Pastor Brady’s church was huge. The pews me and Edwin sat on lifted us so far up off the floor that that our feet dangled in the air, not touching the carpet underneath. At every service Pastor Brady would call for an offering, saying to the congregation that the offering (ofrenda in Spanish) was “for God” and that God would “count” every penny of every dollar given to Him. I saw that my mom and Nona gave money at every service they attended and that their brows would furl in deep concentration as they prayed for a blessing on the day’s ofrenda. Deeply impressed by Pastor Brady’s pronouncements, I also closely observed how and when the offerings were passed by the church ushers around the pews inside woven baskets with long handles.
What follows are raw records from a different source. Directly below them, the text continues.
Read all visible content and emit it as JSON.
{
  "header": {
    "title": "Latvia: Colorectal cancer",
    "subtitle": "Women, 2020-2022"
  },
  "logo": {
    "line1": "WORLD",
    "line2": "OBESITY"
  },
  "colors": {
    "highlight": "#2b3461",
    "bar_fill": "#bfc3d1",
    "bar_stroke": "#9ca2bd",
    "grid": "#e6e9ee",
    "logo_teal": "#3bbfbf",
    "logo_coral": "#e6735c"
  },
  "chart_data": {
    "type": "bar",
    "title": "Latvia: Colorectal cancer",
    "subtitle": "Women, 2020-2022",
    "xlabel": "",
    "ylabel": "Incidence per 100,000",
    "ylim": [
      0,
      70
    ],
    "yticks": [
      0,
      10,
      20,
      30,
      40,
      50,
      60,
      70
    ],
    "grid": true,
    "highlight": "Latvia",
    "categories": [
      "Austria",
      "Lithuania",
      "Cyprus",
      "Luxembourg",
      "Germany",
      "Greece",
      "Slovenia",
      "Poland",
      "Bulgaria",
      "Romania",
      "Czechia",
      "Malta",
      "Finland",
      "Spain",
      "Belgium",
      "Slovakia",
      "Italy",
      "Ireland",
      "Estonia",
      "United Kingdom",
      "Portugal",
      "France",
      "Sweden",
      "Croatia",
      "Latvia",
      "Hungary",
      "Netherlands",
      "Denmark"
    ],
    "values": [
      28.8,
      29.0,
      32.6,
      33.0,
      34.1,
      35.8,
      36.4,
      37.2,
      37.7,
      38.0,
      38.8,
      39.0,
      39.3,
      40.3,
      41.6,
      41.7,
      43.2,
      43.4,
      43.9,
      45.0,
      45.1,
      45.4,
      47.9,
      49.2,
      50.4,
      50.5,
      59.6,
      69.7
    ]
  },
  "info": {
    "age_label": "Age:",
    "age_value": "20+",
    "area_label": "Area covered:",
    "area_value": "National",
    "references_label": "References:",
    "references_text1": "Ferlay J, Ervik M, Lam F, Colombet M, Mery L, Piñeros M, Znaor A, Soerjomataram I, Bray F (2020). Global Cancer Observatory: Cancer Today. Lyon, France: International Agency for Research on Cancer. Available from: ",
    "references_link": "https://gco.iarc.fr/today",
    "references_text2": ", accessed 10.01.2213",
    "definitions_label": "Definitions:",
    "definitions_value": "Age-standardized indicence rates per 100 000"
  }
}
I noted that after the ushers took the offering baskets to the church foyer behind the sanctuary, they then entered a door opening to a steep flight of stairs leading skywards. I always wanted to follow the ushers up those stairs because I just knew that on the second floor they met up with an angel who would literally count and collect the weekly offering. I was positive the ushers met with an angel because I was quite sure God Himself was too busy to go to every church on the planet to collect offerings in person. Several times I considered telling Mom my theory about how the “ofrendas” made their way to Heaven but I held back, thinking she probably already knew this herself.

For my mom and Nona faith was not just lived out on Sundays. Every night at home they gathered me and Edwin to the master bedroom, turned off the lights, and with all of us kneeling along the edges of the large bed, they led us in taking turns earnestly praying to God in Spanish, thanking Him for the blessings in our lives and asking for His grace in having my Mom find a new job, curing my grandparents of their arthritis, helping me with math, and meeting any other pressing need that we could think of. Both Mom and Nona prayed with conviction and humility, modeling to me and Edwin a defiantly vibrant faith, the light of which illuminated their lives and guided them through the tempest of joblessness that my Mom had to navigate for the time being and which was destined to see us all through more painful crucibles in the then unknowable future. The light from their maternal faith burns through the mists of the interceding years to remind me what my mother and her mother held closest to their hearts in teaching us how to struggle, how to endure, and how to prevail.